This page is a bit old!

Click here to look at the most recent version of the documentation.

Segments

Distribution intensive supply chains can be quite large, with many thousands of products to be planned across tens of locations. Segments provide a intuitive and efficient way to manage the planning policies when the number of planned item-locations goes into the hundred thousands.

Segments represent a collection of item + location combinations that matches the criteria of the segment. They are used to a) easily filter a certain set of item-locations in reports, and b) they are used in combination with business rules to define a common inventory policies for all item-locations belonging to the segment.

To define a segment, a unique name for that segment and a query are required, an optional description can also be provided. The query is an SQL-like query that can use fields from both item and location objects. Note that segment are dynamic in the sense that whether an item-location belongs to a segment or not is automatically recomputed during a plan execution. Therefore item-locations can get in (and out) of a segment if it matches (or no more matches) the segment query.

Available fields for item table are:

  • name
    category
    subcategory
    description
    cost
    owner_id : owner_id should be used though owner keyword is displayed in frePPLe.

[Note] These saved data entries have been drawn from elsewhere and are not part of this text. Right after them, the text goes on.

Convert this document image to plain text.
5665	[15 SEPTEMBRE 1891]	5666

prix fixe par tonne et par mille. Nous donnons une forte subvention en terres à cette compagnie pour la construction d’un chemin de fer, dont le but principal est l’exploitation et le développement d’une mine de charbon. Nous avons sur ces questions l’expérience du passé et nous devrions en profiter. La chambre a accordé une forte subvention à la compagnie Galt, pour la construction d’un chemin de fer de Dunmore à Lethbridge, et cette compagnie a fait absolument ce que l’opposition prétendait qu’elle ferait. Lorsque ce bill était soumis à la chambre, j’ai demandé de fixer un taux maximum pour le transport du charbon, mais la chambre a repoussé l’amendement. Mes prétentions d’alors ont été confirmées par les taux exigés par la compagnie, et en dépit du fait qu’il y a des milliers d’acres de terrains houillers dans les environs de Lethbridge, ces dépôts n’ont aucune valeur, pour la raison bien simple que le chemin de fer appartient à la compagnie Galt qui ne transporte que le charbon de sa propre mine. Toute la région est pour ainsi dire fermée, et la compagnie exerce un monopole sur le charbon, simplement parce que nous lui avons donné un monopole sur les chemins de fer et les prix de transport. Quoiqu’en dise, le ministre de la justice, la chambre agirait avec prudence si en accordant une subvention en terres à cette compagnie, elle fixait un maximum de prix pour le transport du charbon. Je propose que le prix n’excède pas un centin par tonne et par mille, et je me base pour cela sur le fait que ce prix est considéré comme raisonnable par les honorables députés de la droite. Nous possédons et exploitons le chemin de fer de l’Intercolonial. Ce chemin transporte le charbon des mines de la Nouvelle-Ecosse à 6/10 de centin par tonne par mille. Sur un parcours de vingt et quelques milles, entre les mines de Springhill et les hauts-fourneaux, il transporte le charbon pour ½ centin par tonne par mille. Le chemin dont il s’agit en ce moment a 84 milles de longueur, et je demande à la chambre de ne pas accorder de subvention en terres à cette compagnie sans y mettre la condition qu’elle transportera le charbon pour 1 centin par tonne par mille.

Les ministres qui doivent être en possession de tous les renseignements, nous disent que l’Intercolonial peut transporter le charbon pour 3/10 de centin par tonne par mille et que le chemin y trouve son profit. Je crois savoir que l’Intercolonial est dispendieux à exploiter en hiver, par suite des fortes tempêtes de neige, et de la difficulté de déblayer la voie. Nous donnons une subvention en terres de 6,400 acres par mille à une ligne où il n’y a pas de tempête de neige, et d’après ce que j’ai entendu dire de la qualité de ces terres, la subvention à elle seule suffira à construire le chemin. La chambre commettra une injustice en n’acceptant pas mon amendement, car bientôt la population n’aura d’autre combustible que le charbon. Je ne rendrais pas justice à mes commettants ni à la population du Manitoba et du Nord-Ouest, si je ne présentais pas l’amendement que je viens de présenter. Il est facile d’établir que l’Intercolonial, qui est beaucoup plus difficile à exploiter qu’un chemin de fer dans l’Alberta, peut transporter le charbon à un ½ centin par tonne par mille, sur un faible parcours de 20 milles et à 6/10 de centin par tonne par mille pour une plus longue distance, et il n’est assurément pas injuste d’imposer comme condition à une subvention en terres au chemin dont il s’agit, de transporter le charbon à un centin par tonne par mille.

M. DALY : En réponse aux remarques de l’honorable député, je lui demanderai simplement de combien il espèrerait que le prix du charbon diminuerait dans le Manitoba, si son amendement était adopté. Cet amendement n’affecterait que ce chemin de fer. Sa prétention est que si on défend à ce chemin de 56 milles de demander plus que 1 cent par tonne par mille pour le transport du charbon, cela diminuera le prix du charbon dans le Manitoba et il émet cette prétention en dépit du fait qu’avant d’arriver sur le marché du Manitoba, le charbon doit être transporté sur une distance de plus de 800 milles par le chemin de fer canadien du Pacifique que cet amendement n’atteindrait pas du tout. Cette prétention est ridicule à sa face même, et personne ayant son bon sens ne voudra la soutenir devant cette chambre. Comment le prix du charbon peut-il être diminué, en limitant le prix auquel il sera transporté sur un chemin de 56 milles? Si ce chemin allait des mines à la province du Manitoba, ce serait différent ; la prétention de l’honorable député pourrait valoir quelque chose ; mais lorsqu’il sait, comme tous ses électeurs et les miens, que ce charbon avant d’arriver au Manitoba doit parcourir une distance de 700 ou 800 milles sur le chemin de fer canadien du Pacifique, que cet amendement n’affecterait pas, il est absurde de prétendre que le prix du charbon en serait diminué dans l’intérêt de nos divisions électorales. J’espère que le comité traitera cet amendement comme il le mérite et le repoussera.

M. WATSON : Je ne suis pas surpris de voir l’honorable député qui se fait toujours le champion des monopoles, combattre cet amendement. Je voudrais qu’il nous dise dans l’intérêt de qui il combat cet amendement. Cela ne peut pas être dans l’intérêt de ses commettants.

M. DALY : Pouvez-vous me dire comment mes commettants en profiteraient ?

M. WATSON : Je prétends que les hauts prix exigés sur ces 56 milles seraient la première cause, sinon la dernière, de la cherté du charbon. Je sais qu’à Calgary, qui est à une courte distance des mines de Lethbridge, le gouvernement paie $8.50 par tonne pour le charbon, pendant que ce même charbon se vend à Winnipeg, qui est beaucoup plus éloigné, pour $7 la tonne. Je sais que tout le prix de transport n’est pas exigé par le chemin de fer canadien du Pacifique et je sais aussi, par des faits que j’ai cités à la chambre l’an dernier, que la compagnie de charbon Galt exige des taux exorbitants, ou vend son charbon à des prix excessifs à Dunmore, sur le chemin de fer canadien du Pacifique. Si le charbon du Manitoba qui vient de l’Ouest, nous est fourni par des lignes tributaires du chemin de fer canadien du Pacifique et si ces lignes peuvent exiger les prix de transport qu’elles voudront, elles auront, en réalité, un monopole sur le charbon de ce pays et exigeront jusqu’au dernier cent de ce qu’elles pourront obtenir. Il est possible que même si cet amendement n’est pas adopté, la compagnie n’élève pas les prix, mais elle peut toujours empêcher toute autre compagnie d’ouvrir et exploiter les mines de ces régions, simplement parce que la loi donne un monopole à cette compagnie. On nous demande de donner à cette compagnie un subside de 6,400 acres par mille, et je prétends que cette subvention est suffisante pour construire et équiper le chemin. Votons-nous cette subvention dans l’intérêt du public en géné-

Available fields for location table are:

  • name
    category
    subcategory
    description
    owner_id : owner_id should be used though owner keyword is displayed in frePPLe.

Example

Excel spreadsheet segment

In this example, we have defined four segments:

  • All parts in RDC : This segment is composed of all item-locations in RDC.
    The query to define the segment is the following:
    location.name = ‘RDC’
  • Cheap parts in Paris : This segment is composed of parts having a cost less than 20 in the Tennis shop Paris location.
    The query to define the segment is the following:
    item.cost <= 20 and location.name = ‘Tennis shop Paris’
  • Expensive parts in Brussels : This segment is composed of parts with a price higher than 50 in Tennis shop Brussels location.
    The query to define the segment is the following:
    item.cost > 50 and location.name = ‘Tennis shop Brussels’
  • All parts in shops : This segment is composed of all parts in both Tennis shop Brussels and Tennis shop Paris.
    The query to define the segment is the following (Note that the % character should be used as wildcard):
    location.name like ‘%shop%’

Any of the segments can be used for filtering purpose. For instance, in the Inventory Planning screen, a drop-down menu appears with the list of the defined segments to only display the collection of item-locations belonging to that segment.